Che succede ai fondi pensione di un Paese che arriva sull'orlo della bancarotta? Dipende dalle attività in cui sono investite le attività dei fondi. Come dimostra il caso dell'Islanda, la cui previdenza integrativa da 14 miliardi di dollari si è in parte sottratta al collasso finanziario. Ne ha parlato in settimana il «Wall Street Journal», riportando che i fondi pensione islandesi nel 2008 si sono mediamente svalutati del 9,2% (in valuta locale), a fronte del quasi-azzeramento (-95%) della Borsa di Reykjavik. Questo perchè anche in Islanda i gestori dei fondi hanno diversificato all'estero i risparmi dei lavoratori. Viste le ridotte dimensioni pre-crisi del mercato finanziario islandese, non c'erano grandi alternative. La vicenda segnala da una parte che la diversificazione e la separazione del patrimonio dei fondi proteggono dal peggio, ma che la loro volatilità in caso di eventi estremi non è trascurabile (tenendo anche conto della svalutazione della moneta in cui è misurata la performance).

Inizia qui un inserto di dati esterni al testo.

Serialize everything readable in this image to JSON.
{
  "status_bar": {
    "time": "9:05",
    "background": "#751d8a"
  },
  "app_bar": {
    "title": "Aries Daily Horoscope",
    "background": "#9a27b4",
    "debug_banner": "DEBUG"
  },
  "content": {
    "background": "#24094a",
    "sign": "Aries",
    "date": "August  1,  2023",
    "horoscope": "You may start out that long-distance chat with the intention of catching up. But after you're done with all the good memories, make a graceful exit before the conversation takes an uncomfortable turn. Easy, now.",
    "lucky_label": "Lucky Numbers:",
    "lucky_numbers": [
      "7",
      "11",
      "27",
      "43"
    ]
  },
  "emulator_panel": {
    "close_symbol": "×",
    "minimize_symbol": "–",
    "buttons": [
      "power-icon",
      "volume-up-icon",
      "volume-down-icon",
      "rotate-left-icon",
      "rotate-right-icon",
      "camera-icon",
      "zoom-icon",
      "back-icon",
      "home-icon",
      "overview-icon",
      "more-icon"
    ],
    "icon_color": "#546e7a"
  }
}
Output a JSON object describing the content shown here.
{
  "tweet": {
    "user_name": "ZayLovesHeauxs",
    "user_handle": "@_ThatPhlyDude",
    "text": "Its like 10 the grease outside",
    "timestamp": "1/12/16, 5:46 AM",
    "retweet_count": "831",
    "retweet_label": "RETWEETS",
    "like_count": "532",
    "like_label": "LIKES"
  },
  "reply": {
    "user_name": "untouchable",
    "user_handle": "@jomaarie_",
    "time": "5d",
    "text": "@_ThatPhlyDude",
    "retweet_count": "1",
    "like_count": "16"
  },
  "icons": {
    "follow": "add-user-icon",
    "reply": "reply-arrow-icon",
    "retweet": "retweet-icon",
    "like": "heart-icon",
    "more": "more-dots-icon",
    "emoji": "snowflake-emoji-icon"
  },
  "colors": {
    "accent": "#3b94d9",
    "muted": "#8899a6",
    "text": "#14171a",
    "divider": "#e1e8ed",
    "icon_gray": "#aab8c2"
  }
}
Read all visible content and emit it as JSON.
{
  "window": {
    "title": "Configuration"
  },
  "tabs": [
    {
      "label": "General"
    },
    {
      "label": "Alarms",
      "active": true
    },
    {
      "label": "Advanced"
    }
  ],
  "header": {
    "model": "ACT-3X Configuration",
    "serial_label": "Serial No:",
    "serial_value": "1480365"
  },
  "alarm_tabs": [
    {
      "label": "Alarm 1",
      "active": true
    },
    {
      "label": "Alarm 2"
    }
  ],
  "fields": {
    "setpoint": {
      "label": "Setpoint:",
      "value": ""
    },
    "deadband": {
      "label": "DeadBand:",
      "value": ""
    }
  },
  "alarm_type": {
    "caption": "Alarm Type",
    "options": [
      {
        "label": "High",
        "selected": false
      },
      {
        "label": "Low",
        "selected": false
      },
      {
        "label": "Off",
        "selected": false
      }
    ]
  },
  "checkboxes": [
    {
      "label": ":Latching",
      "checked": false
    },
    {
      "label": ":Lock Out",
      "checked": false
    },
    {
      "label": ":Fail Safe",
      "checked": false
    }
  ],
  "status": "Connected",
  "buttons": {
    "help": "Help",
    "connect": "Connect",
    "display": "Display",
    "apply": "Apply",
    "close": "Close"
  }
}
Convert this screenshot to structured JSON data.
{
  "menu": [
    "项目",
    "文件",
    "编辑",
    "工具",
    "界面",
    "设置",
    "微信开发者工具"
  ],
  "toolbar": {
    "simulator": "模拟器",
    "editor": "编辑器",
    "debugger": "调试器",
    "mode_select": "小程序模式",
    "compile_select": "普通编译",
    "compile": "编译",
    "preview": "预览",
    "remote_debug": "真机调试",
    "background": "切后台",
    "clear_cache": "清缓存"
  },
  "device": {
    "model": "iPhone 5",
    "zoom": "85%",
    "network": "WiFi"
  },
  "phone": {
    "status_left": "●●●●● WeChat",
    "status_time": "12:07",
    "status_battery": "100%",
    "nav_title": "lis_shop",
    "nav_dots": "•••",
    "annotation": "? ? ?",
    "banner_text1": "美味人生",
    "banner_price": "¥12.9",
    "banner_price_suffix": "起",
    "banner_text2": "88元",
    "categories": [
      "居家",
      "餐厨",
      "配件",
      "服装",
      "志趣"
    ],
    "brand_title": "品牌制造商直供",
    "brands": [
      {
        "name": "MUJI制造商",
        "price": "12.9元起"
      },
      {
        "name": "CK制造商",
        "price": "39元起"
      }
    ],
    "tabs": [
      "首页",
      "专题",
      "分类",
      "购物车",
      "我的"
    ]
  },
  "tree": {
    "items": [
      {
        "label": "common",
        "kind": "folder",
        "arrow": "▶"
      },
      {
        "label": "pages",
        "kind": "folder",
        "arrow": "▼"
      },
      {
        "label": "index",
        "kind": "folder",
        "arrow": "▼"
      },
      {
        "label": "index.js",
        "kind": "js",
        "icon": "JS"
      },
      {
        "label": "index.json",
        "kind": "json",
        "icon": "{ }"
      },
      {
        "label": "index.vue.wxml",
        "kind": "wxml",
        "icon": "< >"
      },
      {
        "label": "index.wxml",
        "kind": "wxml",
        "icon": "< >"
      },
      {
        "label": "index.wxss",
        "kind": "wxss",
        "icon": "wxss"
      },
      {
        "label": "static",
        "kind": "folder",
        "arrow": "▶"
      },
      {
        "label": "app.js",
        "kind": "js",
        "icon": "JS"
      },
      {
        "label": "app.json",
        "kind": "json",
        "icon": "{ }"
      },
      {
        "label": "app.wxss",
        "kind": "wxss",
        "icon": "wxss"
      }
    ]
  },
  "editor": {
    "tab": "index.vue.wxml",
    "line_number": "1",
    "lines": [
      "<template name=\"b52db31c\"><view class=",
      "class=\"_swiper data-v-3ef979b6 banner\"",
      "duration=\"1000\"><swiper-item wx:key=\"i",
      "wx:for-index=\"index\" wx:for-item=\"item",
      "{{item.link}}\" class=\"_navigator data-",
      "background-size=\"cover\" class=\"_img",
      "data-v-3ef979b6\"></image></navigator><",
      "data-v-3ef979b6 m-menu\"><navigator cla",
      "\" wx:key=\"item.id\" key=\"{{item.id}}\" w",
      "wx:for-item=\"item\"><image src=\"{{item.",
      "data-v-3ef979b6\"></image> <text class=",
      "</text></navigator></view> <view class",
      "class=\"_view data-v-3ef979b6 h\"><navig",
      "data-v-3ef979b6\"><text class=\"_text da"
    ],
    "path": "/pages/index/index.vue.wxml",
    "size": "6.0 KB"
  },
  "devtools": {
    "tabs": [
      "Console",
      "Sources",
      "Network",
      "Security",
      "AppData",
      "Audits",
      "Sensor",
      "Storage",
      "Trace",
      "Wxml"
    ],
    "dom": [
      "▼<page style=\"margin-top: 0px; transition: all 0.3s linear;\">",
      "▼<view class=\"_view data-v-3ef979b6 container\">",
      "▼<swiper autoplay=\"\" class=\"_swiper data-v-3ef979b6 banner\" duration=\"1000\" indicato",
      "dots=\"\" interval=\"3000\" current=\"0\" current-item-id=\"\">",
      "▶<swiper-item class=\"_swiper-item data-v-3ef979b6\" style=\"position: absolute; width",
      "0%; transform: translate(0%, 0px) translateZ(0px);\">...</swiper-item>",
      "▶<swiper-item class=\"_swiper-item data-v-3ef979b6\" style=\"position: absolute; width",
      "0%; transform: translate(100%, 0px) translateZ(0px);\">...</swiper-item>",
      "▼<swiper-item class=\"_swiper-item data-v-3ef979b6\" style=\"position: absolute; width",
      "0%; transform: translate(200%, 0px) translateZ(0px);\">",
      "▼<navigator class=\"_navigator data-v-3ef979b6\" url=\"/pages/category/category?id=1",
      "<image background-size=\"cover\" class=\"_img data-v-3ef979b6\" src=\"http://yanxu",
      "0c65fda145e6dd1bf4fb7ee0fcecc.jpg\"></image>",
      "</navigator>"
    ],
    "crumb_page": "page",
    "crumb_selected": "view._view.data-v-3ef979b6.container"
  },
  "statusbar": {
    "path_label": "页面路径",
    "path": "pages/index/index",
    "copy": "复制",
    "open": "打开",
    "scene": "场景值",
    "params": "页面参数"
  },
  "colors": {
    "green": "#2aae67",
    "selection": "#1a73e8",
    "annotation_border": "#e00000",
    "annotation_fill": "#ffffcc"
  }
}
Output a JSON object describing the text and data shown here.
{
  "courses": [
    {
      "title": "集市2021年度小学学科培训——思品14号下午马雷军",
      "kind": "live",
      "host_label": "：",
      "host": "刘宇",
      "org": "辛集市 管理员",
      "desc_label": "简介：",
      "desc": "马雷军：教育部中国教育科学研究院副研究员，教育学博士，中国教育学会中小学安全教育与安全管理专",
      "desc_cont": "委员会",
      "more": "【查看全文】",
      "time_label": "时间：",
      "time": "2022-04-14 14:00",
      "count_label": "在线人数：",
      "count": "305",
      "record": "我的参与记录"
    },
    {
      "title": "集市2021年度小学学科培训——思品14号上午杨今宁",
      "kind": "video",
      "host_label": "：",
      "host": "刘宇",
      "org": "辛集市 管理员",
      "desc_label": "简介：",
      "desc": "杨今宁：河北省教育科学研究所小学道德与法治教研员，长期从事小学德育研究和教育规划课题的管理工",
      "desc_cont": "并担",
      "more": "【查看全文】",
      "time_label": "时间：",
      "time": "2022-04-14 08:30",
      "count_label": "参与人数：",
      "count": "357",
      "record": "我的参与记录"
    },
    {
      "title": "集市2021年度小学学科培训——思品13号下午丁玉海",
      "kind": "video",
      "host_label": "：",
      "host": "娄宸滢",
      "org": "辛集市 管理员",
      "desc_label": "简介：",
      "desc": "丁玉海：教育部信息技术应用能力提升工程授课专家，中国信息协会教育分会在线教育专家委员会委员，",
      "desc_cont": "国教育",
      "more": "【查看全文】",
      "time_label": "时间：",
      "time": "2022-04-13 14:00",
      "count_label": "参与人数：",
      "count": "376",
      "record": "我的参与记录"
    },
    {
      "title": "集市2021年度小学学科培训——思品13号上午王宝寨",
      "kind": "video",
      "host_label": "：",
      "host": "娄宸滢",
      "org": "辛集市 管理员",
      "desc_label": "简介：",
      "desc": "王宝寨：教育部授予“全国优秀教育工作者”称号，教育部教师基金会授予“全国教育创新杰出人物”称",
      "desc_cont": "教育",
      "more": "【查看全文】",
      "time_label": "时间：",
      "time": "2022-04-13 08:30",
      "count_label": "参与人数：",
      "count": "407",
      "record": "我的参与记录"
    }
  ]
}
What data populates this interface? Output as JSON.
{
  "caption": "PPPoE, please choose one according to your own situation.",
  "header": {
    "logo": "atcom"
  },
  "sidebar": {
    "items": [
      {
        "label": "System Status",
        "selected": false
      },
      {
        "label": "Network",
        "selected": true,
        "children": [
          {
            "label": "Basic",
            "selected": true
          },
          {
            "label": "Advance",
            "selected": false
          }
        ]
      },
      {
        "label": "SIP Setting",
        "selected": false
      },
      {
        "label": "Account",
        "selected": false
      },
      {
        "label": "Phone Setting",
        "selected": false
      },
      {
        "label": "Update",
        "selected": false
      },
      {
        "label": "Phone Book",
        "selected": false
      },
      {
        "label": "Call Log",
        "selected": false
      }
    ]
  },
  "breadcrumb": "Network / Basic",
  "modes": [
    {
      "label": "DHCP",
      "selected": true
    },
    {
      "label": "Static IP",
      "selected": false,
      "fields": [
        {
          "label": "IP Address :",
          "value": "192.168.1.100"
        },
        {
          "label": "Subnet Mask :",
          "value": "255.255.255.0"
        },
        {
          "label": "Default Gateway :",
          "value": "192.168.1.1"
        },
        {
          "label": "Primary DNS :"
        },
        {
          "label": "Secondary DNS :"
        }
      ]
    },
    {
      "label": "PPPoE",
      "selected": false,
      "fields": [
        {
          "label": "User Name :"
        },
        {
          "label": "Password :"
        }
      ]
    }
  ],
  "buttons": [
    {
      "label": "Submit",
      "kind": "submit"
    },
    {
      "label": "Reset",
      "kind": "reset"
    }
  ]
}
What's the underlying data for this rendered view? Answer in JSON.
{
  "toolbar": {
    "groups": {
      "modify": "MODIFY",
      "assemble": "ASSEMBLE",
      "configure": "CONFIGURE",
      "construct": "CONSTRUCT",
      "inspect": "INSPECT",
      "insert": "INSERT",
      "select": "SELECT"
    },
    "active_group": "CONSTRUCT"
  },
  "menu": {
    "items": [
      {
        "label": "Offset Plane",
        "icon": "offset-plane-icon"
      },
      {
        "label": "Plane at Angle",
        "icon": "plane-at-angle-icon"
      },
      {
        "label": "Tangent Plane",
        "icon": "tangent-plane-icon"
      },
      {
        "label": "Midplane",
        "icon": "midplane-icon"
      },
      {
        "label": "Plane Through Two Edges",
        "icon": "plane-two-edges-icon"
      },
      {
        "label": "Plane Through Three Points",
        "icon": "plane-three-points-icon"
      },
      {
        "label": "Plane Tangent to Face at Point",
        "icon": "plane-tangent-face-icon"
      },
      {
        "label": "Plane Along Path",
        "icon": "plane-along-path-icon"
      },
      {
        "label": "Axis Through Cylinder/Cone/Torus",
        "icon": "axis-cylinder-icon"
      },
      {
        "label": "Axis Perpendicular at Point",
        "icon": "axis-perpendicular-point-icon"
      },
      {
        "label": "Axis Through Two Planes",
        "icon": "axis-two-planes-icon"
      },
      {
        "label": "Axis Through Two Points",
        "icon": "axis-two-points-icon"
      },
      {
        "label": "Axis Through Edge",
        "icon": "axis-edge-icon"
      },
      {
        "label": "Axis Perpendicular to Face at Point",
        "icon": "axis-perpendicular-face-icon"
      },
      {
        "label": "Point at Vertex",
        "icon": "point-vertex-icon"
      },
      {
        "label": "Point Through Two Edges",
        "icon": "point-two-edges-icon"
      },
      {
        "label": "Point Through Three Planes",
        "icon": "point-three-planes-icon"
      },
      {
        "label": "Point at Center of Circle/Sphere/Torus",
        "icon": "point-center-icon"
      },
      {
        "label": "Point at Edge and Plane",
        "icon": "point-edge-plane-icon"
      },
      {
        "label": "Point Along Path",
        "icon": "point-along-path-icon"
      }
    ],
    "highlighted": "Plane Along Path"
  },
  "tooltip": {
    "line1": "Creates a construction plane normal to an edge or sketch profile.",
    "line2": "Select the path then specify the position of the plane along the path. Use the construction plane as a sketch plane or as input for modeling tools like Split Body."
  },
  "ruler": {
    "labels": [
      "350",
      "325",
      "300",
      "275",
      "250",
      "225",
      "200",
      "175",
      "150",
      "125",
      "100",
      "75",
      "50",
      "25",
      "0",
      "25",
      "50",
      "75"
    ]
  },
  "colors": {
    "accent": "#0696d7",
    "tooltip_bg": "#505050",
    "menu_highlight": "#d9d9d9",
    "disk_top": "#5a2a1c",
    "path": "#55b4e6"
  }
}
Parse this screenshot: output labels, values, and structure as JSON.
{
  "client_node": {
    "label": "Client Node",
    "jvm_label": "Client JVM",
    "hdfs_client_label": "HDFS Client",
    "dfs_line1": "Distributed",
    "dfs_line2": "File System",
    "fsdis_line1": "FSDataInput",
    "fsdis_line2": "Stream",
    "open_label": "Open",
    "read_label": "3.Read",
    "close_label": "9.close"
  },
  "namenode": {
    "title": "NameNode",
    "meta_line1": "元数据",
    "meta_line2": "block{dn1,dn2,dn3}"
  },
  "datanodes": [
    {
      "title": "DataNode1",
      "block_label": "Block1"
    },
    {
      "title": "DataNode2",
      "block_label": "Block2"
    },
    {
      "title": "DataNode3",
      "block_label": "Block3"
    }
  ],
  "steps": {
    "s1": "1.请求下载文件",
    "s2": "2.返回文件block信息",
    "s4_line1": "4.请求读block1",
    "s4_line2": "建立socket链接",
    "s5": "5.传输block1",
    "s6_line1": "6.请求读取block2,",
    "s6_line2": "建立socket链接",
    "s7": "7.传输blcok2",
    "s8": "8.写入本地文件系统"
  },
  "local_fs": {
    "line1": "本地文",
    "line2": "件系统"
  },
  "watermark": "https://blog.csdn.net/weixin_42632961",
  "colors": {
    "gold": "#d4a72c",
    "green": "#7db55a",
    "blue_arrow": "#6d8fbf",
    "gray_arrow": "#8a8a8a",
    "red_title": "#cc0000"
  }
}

L'economia italiana è ovviamente molto più ampia e stabile di quella islandese, e anche il patrimonio dei fondi pensione domestici prevede regole stringenti di diversificazione. Il che purtroppo può far inciampare in bond Lehman Brothers o Glitnir Bank; ma la svalutazione integrale di un titolo che pesa lo 0,1% del portafoglio, pur essendo grave, è rimediabile. L'esposizione all'economia di un solo Paese espone a un "cigno nero", evento raro a impatto catastrofico, come tale irrimediabile. A fine 2007, il portafoglio dei fondi pensione negoziali italiani era investito al 74,2% in titoli di debito (obbligazioni, titoli di Stato e così via), di cui il 47,3% esteri, e il 25,8% in titoli di capitale, di cui il 23,6% esteri. La qualità della gestione è in ordine sparso e sovente molto deludente, ma i presidi di protezione delle attività previsti da regole e standard di mercato sembrano adeguati.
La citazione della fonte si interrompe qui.